Severn Trent Water, the UK’s second largest water company, has been referred to the Information Commissioner’s Office (ICO) by Fish Legal for refusing to disclose information about operations at its Worcester sewage treatment works.
The water company has a permit to discharge both ‘storm’ sewage and treated sewage into the River Severn at Diglis, in Worcester city centre. The ICO has been asked by Fish Legal to consider whether the utility giant has acted lawfully in rejecting requests for details about these sewage discharges and the works’ maintenance programme in 2022. Severn Trent Water is required to keep maintenance records to demonstrate compliance with its discharge consent and that they are operating the works in a manner that minimises the polluting effects into the river. Severn Trent has argued, however that such records do not constitute environmental information.

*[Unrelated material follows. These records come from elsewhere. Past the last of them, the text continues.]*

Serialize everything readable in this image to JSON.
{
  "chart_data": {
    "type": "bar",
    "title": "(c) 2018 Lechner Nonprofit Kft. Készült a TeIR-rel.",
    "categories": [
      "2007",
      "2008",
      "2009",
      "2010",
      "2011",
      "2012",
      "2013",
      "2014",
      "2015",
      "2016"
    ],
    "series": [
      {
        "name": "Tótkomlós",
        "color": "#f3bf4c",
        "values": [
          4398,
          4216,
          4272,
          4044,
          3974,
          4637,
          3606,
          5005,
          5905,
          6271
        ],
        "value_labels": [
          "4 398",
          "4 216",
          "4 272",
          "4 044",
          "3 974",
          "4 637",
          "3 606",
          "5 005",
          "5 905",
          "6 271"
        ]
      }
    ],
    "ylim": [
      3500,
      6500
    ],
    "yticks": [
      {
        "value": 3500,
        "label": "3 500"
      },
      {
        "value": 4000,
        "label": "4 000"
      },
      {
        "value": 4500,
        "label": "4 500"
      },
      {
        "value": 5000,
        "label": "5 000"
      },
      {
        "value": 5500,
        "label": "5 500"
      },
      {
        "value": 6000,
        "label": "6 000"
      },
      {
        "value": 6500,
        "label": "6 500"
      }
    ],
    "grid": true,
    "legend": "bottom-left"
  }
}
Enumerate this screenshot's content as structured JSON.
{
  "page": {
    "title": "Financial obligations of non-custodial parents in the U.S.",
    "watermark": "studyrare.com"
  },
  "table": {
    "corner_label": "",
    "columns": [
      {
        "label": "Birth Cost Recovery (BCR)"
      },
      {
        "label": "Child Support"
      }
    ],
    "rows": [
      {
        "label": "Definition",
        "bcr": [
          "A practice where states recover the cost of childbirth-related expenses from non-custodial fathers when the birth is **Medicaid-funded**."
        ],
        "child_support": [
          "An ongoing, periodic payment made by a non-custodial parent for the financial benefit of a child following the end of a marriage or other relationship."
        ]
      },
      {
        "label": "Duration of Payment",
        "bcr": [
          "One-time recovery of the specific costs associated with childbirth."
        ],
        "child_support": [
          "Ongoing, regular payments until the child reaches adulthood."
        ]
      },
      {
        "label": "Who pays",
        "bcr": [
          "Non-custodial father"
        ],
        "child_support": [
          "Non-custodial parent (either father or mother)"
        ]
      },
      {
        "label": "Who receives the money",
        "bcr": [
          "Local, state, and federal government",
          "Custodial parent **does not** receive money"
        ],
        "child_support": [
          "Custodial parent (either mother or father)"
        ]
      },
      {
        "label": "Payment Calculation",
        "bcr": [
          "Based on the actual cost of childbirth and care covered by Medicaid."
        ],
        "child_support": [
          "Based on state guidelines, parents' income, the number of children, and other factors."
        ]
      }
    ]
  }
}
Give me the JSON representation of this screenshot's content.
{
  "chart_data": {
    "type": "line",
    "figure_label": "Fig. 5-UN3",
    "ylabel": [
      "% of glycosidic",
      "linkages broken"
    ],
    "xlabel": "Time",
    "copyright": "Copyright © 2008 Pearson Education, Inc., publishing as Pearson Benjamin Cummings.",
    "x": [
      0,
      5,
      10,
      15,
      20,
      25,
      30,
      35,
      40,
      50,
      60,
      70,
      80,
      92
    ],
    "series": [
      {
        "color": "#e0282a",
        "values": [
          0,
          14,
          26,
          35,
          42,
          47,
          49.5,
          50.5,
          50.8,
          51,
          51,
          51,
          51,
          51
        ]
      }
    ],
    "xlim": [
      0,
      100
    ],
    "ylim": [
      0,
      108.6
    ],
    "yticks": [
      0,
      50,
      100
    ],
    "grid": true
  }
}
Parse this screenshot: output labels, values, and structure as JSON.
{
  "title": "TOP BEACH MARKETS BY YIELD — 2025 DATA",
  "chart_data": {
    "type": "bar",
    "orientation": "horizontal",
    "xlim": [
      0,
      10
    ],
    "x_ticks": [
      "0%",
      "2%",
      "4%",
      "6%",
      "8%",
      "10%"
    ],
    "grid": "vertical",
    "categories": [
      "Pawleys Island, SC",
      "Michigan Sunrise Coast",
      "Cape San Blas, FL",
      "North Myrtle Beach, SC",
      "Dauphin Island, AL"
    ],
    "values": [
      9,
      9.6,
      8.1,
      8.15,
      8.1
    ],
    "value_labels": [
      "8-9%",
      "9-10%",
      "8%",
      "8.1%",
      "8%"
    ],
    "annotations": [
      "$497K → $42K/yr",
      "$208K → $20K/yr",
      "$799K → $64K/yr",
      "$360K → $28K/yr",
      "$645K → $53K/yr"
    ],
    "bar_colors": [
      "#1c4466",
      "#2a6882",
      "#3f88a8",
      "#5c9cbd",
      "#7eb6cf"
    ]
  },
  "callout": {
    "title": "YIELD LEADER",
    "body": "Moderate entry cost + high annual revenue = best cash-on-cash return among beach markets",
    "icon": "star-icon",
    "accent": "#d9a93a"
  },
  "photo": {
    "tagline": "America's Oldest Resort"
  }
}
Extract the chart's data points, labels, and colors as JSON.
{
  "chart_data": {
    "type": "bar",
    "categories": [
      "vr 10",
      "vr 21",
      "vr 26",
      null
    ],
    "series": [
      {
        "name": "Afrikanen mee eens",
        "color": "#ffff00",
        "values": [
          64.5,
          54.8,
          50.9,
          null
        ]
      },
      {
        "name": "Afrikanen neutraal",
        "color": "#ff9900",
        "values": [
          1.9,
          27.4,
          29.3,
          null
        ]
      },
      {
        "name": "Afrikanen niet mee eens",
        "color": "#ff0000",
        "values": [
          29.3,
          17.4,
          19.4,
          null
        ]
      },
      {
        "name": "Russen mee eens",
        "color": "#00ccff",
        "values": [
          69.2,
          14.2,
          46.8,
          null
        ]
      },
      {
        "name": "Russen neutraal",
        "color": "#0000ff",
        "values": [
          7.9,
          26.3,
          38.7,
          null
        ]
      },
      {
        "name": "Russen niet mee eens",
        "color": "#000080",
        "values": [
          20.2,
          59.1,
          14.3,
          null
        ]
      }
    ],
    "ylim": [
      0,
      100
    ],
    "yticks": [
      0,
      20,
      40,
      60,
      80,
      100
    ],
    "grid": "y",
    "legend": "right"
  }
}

In 2021, the works spilled ‘storm’ sewage 81 times for a total of 1051 hours into the Severn. Unusually high levels of phosphate have been recorded by Worcester Angling Society just downstream of the works since members started taking water samples in July 2021. That work led to a pilot project being set up by the Angling Trust for the River Severn catchment which was later rolled out nationally as the Angling Trust Water Quality Monitoring Network.
Penelope Gane, Head of Practice at Fish Legal, said: “In 2015, we won a long legal battle against the ICO, United Utilities, Yorkshire Water and the Government that made privatised water companies subject to Environmental Information Regulations. The lasting legacy of this landmark case is that any member of the public can ask for environmental information directly from privatised water companies operating in England and Wales and they are under a legal duty to supply it, except in very limited circumstances.”
She added: “Since that ruling, some water companies have been as creative as possible to avoid their legal duties. It’s almost as if they have something to hide. But we are prepared to challenge them because the public right to access information has been critical in exposing poor and potentially illegal activity in the water industry.”
Glyn Marshall, the Chairman of Worcester Angling Society, said “I was fishing the Lower Severn downstream of the treatment works after a flood in Spring 2021. I noticed that there were pant liners and other debris trapped in the bankside vegetation. I came home and decided to do something about it. Catches on our club water below the works had been fluctuating for several years. I did not want my local River Severn to follow the demise of the River Wye so I personally started monitoring the river. The results were shocking, off the scale of my phosphate meter and the levels were high below the works. The Angling Trust Water Quality Monitoring Network was set up as a pilot on the River Severn based on the work I was doing.”